Many liberals (and, one assumes, the SWP) have an eye on Turkey as a likely analogous outcome of this process. Indeed, there is some justification for this view: the ruling ‘soft’ Islamist AKP is in uneasy accord with a politically powerful army. Yet there are also uncomfortable echoes of Iran here, where large sections of the left were happy to tail Khomeini in 1979 on the basis that he would be swept aside by the immanent logic of the revolution. It was the left that was swept aside: rounded up, butchered in their tens of thousands, the survivors scattered into exile (Turkey itself is hardly a paradise on earth for the left).
All in all, while a vote for Shafiq is certainly a vote against the revolution, a vote for Mursi is an endorsement of reactionary opposition to the godless military regime. One imputes benign intentions or irrelevance to clerical reactionaries at one’s peril.
Just before the turn of the 20th century, there was a mercifully brief fashion for so-called economism among the Russian socialist underground. The idea that the nascent workers’ movement should undertake political action against the tsarist autocracy was disdained and the economists preferred to leave that to the liberals - the working class could concentrate on carrying on the trade union battle. The economist tendency is remembered today principally for having been the subject of merciless polemics by Lenin.
However, with the SWP we have economism reduced to absurdity. For now it is not the liberal intelligentsia which is to carry on the political struggle, but Islamic fundamentalists; and we are to take heart from the fact that they struggle not against the army, but (supposedly) among themselves. Meanwhile, it is “jobs, wages, union rights” and unspecified “radical political change” for the left ...
We need to do better than that, comrades. It is not enough to call for a tactical vote against an army candidate - we need to call for the disbandment of the army, the number one existing block on political democracy in Egypt. We need to further open up space for free political association, and fight the MB for the hearts and minds it has won. Reducing our remit to ‘jobs and wages’ is erroneous in a country like Britain. In today’s Egypt, it is beyond silly.

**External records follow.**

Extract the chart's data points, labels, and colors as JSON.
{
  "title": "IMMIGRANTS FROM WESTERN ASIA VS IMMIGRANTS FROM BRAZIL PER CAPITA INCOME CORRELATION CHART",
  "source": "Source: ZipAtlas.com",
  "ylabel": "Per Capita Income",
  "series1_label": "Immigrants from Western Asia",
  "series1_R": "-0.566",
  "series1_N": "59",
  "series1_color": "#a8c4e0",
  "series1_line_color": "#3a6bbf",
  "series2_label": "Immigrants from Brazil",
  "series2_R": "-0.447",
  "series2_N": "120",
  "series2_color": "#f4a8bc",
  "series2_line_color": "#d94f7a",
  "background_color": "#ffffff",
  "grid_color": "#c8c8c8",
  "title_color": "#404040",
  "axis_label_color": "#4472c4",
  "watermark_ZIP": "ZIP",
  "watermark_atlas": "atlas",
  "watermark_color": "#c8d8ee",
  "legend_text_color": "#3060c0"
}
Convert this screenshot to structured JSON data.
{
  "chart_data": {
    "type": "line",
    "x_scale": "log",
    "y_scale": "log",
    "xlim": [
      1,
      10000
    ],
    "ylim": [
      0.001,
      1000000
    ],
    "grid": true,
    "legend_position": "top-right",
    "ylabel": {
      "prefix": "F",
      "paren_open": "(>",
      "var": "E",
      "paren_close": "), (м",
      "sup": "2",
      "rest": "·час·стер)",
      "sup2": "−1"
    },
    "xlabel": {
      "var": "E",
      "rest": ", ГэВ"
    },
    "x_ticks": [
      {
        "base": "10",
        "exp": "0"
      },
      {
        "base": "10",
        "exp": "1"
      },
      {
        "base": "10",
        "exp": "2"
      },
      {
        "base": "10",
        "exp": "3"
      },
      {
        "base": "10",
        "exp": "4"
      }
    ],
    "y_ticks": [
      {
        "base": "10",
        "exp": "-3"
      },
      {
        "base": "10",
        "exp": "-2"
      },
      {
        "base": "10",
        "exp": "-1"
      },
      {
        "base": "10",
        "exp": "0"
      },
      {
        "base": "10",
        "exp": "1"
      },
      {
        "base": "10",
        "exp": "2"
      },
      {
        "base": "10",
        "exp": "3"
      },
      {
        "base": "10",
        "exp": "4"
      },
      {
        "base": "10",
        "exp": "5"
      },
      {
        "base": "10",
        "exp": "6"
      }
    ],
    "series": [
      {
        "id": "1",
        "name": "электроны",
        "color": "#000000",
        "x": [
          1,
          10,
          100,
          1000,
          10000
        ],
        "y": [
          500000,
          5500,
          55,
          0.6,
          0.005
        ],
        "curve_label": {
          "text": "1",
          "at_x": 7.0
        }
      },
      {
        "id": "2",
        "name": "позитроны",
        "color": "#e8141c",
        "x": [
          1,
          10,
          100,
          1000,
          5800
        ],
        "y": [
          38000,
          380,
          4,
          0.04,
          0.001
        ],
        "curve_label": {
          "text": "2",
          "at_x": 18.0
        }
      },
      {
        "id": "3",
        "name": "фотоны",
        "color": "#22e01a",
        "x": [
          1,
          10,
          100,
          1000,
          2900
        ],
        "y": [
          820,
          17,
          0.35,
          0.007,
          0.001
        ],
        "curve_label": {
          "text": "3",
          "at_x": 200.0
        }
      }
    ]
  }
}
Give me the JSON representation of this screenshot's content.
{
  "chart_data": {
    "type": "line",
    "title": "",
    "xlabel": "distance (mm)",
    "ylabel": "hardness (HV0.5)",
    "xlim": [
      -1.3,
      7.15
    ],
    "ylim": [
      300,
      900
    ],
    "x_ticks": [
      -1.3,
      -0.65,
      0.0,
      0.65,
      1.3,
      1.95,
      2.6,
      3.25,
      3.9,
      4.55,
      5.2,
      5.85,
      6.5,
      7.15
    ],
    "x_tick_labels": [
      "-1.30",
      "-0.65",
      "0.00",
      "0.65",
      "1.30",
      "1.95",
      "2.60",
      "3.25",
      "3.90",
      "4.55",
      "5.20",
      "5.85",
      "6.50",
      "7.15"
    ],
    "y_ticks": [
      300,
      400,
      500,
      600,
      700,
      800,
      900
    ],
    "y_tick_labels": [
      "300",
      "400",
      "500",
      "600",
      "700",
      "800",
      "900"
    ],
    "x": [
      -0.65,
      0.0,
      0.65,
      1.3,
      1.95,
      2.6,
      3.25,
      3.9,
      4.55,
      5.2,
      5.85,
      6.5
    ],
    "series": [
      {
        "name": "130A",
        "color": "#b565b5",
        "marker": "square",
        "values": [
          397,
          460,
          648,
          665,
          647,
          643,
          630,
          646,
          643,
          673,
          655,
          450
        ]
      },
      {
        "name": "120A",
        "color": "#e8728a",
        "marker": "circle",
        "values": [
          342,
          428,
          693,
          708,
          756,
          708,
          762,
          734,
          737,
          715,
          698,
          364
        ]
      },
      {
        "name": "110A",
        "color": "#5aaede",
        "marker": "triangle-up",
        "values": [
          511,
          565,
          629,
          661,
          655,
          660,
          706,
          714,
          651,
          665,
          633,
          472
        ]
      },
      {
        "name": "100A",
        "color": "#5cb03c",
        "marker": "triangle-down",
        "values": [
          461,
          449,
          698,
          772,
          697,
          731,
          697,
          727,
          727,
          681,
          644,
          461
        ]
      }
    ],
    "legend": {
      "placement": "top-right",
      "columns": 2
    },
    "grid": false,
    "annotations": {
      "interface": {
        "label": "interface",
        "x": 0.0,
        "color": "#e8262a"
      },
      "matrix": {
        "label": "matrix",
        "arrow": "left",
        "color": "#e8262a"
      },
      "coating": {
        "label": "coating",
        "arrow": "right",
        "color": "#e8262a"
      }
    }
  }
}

Marfleet’s perspective, from one angle, stems from long-running political errors of the congenitally economistic SWP. It is fuelled primarily, however, by a salutary faith in the significance of last year’s events: a need to believe that the revolution is not over. Indeed, it is not. Yet this is a revolution which in its full scope has implications for all the hundreds of millions in the Arab world; it will be a long process with breakthroughs and setbacks, perhaps over the course of decades.
This revolution was never going to be as easy as Tahrir Square made it look - many protestors were of course murdered in cold blood by state forces, but in the main the Mubarak regime collapsed remarkably easily, principally because it did not really collapse at all. The left needs to put in the hard yards - that is how the Brotherhood got where it is now. Building up the MB’s vote is frankly insane.